Ben işimi yapmak istiyorum. Başka şeyler yapmaya mecbur kalırsam ben utanmayacağım, piyasa utanacak. Bu kadar.
‘Mutlu değil, huzurluyum’
Söyleşi bittiğinde, Agos’un fotoğrafçısı Berge Arabian’ın “Mutlu musunuz?” sorusunu Meli Bendeli şöyle cevapladı:
“Mutlu değilim, kendimden memnunum en azından. Mutluluk başka bir şey. Huzurluyum. Evet. Batakta da olsam, ki değilim şükürler olsun, onu bile gözüm görmüyor. Artık ne iş yaparsam yapayım. Beni bu şekilde kabul eden her yerde çalışırım. İlla diretmem tiyatroymuş, sinemaymış, sanatmış… ben elimden geleni yaptım, piyasa utanacak bundan sonra. Kendim olayım da. Bu piyasa bana hiçbir zaman kendim oldurtmadı. Feminen çocuk her zaman zararlıydı televizyonda.”
Meli Bendeli kimdir?
1989 yılında Ankara'da doğdu. Ankara Üniversitesi DTCF Tiyatro Bölümü’nden mezun oldu. Erdal Beşikçioğlu'nun yönettiği ‘Woyzeck Masalı’ isimli tiyatro oyunundaki oyunculuk performansı ile geniş çevrelerce tanındı. Tiyatro çalışmalarının yanı sıra 2010 yılından bu yana film ve dizilerde rol almaya başladı.
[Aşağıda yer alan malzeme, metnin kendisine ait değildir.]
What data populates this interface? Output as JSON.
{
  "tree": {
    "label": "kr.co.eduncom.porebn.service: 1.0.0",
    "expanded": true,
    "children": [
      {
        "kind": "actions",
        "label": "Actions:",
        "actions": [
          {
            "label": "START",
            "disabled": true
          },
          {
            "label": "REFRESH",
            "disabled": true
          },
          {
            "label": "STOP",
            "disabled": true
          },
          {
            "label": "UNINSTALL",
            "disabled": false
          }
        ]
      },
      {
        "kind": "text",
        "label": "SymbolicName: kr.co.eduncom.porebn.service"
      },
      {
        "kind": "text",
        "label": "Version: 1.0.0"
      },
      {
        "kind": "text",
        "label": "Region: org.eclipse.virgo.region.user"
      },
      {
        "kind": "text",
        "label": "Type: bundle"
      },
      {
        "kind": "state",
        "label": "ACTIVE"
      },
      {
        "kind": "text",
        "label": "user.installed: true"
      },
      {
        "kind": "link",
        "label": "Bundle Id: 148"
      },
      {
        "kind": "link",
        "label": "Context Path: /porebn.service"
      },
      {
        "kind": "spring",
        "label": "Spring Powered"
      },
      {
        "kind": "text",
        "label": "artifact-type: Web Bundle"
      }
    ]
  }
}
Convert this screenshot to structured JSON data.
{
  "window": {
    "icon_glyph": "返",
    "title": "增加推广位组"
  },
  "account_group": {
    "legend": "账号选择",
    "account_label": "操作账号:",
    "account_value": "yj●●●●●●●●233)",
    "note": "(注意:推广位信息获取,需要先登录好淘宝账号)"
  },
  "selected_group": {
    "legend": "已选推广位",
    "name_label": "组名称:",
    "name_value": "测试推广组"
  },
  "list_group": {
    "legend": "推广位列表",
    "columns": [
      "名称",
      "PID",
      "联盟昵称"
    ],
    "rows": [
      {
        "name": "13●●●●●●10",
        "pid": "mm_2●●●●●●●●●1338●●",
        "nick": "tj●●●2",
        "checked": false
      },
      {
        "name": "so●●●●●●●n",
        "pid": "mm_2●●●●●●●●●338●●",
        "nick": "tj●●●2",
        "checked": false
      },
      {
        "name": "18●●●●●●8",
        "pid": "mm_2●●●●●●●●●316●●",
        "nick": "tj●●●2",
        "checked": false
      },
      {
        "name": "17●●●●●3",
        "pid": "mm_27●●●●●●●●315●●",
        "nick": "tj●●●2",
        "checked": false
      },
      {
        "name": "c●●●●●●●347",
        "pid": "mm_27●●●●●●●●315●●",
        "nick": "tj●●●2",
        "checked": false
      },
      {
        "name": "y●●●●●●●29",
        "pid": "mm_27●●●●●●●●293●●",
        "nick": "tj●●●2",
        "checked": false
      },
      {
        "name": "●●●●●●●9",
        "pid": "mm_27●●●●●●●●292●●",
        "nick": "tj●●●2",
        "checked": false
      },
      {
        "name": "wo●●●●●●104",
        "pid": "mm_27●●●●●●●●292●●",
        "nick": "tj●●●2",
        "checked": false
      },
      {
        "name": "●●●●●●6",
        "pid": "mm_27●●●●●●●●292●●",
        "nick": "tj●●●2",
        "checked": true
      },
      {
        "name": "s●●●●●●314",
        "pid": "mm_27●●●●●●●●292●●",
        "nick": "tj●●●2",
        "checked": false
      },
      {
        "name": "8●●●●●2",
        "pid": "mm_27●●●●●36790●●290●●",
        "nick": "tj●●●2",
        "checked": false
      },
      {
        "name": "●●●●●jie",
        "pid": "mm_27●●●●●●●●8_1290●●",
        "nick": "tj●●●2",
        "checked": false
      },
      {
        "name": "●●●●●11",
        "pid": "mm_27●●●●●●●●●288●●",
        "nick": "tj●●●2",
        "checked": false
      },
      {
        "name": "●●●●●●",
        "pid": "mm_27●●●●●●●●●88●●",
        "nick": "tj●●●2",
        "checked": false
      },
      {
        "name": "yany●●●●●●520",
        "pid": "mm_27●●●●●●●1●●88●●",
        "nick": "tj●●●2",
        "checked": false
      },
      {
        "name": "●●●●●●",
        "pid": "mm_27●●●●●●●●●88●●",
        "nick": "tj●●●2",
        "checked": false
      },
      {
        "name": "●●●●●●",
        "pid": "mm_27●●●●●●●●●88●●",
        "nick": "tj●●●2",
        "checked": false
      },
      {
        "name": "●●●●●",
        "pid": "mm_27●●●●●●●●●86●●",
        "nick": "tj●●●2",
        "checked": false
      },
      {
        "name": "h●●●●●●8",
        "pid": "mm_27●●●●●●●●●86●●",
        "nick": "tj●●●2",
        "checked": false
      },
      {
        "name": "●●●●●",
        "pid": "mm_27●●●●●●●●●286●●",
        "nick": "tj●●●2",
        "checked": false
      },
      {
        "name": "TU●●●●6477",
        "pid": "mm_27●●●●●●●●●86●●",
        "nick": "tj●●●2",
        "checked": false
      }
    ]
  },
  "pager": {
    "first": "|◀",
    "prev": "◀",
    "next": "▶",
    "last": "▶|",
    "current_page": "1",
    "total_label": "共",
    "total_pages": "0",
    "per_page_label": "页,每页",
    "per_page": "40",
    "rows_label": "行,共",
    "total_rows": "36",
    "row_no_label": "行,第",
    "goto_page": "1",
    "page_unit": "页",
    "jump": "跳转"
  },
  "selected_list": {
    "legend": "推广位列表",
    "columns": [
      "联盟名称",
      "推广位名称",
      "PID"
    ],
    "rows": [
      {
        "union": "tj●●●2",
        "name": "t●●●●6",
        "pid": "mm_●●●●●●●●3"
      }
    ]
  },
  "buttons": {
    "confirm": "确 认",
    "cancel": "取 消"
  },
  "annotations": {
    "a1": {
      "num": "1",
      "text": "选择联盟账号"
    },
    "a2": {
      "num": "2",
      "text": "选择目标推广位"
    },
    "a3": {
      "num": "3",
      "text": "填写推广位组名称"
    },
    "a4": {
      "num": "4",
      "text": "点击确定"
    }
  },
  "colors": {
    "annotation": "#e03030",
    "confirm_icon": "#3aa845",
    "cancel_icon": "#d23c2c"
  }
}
2015’te ‘Hatırla Gönül’ dizisinde yer aldı. 2018’de ‘Çukur’ dizisinde ‘Timsah Celil’ karakterini canlandırmaya başladı; ancak ilerleyen zamanlarda diziden ayrıldı. En son Show TV’de yayınlanan ve 2021’de final yapan ‘Cam Tavanlar’ dizisinde oynadı.
19 Kasım 2021’de prömiyeri yapılan, Elvin Beşikçioğlu’nun yönettiği, Erdal Beşikçioğlu’nun genel sanat yönetmenliğini üstlendiği Tatbikat Sahnesi’nin oyunu ‘Miriam Yasta’da başrolde oynuyor.